In part II, the problem overfitting causes for model interpretation will be addressed.

4 comments:

Anonymous said...

I would suggest that if you wish to classify a record that appears in the top left of the first figure you cannot use either of the two models shown. The model is only relevant to the data on which it has been built. Once the data you wish to classify is out of this range then the model is no longer valid.

Dean Abbott said...

I agree with you that the models are only applicable to where the data was during training. Finding the gaps/empty areas in the decision space can be difficult though. It's easy to test model inputs and if all the inputs exceed their max value, you know the model has to extrapolate.

But if some of the inputs exceed and others don't, the data could still be in a good location. Or worse yet, you can have outliers interior to the range of the variables that is still not a stable place for model decisions. These are very difficult to find (remember that in multi-dimensional modeling, we can't look at the data and see these outliers). The second figure is a good example of this. Finding the right level of model complexity in these situations is very important.

pickettbd said...

Your title drew me in. I certainly agree that overfitting is more dangerous than poor accuracy. I would also suggest that poor accuracy isn't very dangerous, making your assertion not terribly surprising (not to say it isn't a valid point, of course). If you create a model (or your learning algorithm does it for you) and the model performs poorly, you know it performs poorly up-front. When you know your model isn't very good, you either don't use or use it with caution, rendering it relatively harmless.

Overfitting, on the other hand, is dangerous (as you've identified) because it can be difficult to detect. You've referenced a few examples of how various models avoid overfitting and I believe anyone using these models must make themselves familiar with these techniques. Fine tuning parameters for various learning algorithms will, in many cases, be domain specific - requiring the analyst to take care.

I appreciated your Iris example. I agree that the QDA model is unnecessarily complex and the LDA model is much more appropriate. I appreciate your remarks about interpolation. We certainly do want our models to behave reasonably well for data in between existing data. I suppose that is the very purpose of creating a model in the first place. I must, however, respectfully disagree with the point about extrapolation. While it feels nice to have a model behave "reasonably" for points outside the range, we have no real way of measuring - even qualitatively - whether or not it is reasonable. If overfitting is a snake hiding in the grasses of your analysis awaiting the chance to poison your results, extrapolation must be some kind hungry carnivore. It's like trying to protect yourself from the snake by using a wolf as shield.

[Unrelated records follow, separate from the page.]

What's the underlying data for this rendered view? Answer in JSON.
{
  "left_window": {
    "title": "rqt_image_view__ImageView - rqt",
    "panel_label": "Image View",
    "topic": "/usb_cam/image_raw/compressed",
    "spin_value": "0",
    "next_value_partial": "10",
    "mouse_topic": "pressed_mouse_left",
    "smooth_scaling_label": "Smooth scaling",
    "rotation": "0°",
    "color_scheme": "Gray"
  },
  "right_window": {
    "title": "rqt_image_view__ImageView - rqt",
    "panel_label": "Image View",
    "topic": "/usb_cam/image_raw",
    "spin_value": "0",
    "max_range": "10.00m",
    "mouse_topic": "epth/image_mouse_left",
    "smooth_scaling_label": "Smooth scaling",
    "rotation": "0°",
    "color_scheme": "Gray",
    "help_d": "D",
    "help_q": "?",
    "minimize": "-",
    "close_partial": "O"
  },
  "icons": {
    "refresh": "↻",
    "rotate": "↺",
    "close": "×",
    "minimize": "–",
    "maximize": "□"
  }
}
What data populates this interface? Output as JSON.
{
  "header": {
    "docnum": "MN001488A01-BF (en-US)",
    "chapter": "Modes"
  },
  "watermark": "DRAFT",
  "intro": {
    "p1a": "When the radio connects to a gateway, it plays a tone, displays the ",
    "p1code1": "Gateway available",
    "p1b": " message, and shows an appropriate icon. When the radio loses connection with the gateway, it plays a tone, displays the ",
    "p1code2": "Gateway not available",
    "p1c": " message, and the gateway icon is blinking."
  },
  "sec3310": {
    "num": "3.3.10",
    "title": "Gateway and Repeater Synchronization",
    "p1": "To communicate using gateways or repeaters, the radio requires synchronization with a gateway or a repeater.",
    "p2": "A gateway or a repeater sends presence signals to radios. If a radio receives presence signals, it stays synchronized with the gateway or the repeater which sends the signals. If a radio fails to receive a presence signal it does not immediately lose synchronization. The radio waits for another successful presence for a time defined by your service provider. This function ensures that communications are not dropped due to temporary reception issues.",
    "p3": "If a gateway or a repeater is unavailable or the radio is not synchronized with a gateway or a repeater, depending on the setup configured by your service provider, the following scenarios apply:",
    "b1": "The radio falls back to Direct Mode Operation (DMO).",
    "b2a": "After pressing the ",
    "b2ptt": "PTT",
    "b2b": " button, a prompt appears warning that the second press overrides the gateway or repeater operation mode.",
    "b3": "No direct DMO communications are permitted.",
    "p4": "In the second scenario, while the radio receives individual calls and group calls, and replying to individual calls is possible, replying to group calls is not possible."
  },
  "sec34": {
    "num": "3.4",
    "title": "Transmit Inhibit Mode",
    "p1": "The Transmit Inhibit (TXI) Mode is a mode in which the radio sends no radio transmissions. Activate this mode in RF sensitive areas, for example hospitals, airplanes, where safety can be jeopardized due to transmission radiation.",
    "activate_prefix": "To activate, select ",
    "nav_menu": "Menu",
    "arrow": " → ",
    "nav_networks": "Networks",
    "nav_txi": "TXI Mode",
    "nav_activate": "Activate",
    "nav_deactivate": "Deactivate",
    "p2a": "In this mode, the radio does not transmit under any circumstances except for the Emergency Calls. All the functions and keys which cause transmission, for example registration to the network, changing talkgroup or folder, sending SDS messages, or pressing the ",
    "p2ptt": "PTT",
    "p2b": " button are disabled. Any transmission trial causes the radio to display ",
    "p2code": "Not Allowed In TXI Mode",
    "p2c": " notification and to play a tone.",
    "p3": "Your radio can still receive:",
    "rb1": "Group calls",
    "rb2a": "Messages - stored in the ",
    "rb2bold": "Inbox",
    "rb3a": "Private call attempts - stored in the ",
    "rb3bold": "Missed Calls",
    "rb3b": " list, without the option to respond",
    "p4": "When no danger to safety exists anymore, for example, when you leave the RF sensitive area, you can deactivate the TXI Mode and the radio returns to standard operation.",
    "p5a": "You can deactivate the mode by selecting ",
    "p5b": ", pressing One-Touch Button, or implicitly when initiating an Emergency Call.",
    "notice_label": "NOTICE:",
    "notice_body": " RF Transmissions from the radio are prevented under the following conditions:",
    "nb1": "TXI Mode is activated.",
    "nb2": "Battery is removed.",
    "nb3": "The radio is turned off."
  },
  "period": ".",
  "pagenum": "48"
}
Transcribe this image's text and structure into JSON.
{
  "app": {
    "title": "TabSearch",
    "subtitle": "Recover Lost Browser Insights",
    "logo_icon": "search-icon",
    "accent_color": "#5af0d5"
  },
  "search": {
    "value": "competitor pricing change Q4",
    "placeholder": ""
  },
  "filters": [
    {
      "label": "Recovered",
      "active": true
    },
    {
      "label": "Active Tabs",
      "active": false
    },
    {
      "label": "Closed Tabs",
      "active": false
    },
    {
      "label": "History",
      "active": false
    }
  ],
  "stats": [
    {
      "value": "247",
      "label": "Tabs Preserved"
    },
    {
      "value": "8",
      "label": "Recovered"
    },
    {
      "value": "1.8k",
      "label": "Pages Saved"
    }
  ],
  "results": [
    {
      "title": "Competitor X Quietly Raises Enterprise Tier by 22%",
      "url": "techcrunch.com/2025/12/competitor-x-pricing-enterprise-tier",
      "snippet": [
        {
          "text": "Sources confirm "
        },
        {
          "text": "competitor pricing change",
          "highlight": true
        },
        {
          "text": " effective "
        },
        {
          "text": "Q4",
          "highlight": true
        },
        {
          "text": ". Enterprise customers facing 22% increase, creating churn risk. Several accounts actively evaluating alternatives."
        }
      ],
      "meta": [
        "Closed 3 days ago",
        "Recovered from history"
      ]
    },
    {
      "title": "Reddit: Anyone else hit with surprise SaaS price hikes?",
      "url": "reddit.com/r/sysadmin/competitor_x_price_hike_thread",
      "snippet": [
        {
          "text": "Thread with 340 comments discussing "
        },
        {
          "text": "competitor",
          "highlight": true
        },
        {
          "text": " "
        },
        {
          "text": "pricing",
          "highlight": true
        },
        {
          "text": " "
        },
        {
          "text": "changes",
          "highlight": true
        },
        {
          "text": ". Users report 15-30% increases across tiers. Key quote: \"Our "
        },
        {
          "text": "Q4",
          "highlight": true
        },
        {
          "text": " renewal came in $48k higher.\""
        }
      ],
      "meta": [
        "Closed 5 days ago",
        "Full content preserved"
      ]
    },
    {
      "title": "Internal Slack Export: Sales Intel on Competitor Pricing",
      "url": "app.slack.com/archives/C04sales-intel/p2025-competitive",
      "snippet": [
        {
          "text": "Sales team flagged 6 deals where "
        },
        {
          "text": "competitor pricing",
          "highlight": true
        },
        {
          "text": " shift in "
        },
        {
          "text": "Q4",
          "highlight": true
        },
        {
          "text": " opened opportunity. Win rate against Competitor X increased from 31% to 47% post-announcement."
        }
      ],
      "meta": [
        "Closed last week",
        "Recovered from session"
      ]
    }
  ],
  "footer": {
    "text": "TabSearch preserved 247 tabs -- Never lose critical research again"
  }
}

Finally, I think you've made a great point out of the KDD Cups example. Surely the SVM results on the left (with a bunch of small groups) is not very useful or intuitive. The one on the right is much more applicable. Overall, I think you're correct: overfitting is dangerous - much more dangerous than poor accuracy.

Dean Abbott said...

thanks for your comments. You are correct that there is a bit of hyperbole going on with the title. The "dangerous" label would only be the case if the model is used, of course.

What I'm most uncomfortable with in this post is how to detect the problems. Yes, there are obvious visual cues and yes we can examine training/testing accuracy metrics (for consistency...but there is no agreed-upon standard for how different training/testing results can be before we suspect overfitting). Or better yet, if resampled data (like bootstrapped or cross-validated data) behaves consistently (accuracy), I'm much more confident as well.

I think what I'm really trying to get at and what I do in practice is stability. If different modeling algorithms predict data consistently then I'm more confident that the model will behave well. But I don't have a standard practice here...my methods change based on the algorithm (they can be unstable in different ways) and data size (bootstrapping 10M records doesn't help a lot unless the model itself is very very very complex).